LAUSR

Abstract In the present study, we have investigated the structural, energetic, electronic and magnetic properties of zinc blende cadmium chalcogenides CdCh (Ch = S, Se and Te) compounds doped with group 14 elements, M = C, Si and Ge, at the anion site, using spin-polarized density functional theory calculations. The stability of all the M-doped CdCh systems is examined by computing formation energy at selected values of the chemical potentials for the atomic species participating in substitutional doping. In addition, the thermal stability of pristine as well as doped systems is examined by employing ab-initio molecular dynamics simulations. The effect of structural relaxation on the bond lengths together with the magnetic moments of M-doped CdCh systems indicate that the difference in the electronegativities and atomic radii of the dopant and chalcogen atoms determines the magnetic behaviour in these materials. Our results reveal that the spin-polarized electronic properties in M-doped cadmium chalcogenides are mainly caused by the occupancy of p orbitals of the dopant tetrels.
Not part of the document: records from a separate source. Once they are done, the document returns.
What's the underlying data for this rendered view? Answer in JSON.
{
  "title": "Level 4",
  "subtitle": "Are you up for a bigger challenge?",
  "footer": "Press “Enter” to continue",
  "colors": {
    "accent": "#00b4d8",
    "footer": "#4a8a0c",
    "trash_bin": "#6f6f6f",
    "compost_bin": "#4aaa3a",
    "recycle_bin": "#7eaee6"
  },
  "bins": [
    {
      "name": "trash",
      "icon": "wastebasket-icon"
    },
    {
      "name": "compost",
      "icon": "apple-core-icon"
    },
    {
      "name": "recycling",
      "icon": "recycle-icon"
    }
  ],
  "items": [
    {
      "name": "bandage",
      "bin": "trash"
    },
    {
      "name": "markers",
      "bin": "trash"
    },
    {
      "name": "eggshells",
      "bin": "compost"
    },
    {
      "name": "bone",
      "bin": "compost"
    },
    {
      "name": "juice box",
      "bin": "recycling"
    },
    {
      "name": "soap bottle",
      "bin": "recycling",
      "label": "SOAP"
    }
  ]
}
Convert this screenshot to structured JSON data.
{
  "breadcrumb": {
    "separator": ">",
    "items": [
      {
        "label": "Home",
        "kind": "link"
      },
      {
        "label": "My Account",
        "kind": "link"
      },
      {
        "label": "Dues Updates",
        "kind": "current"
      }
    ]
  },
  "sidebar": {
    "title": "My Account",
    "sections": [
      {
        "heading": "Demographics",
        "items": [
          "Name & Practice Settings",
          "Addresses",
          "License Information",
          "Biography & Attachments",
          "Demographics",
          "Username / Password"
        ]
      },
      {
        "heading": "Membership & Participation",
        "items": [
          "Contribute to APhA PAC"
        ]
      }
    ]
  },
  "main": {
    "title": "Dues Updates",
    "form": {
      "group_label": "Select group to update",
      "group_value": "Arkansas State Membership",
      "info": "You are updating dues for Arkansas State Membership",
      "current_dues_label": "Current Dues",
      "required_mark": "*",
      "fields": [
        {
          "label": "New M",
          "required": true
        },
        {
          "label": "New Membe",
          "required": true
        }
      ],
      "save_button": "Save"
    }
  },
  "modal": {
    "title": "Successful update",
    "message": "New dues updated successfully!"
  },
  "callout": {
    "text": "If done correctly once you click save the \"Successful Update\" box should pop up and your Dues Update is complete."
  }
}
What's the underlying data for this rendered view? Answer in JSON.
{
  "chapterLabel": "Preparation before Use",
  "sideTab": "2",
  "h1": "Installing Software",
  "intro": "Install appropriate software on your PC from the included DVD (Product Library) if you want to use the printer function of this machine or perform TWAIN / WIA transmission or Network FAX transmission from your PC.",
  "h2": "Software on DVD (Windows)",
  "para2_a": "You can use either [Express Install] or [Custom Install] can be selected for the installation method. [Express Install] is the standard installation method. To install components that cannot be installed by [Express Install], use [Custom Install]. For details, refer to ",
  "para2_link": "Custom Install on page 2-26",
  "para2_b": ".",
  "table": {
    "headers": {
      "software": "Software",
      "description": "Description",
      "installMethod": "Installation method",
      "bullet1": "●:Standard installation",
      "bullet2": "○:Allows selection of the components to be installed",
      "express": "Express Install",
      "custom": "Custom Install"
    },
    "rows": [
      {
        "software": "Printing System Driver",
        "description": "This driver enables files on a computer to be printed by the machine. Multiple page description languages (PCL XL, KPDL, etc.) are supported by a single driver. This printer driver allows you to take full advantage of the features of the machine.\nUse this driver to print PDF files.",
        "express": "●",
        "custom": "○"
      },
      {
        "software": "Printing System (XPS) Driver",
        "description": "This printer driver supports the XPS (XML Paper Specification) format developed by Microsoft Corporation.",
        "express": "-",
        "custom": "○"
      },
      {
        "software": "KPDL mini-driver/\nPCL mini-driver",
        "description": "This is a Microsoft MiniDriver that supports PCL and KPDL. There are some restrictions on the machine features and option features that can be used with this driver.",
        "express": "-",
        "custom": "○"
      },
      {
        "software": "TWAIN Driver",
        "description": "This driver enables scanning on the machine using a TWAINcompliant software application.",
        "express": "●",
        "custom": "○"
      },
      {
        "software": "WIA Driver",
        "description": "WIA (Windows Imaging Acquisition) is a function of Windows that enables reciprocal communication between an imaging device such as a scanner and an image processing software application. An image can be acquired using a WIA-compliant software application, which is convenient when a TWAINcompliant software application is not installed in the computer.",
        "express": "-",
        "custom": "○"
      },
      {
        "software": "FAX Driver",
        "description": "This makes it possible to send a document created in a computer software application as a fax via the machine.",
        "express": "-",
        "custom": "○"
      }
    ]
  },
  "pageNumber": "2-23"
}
Asymmetric insulating and p-type nature in spin-up and spin-down channels, respectively, is obtained in all M-doped CdS and CdSe compounds and Ge-doped CdTe, which results in a total magnetic moment of 2.0 μB per supercell. The magnetic moments of silicon and carbon doped CdTe, on the other hand, are found to be 1.88 μB and 0.07 μB, respectively, where the vanishing magnetic moments is caused by decreasing assymteric distribution of electrons in the spin-up and spin-down states of Si-3p and C-2p states.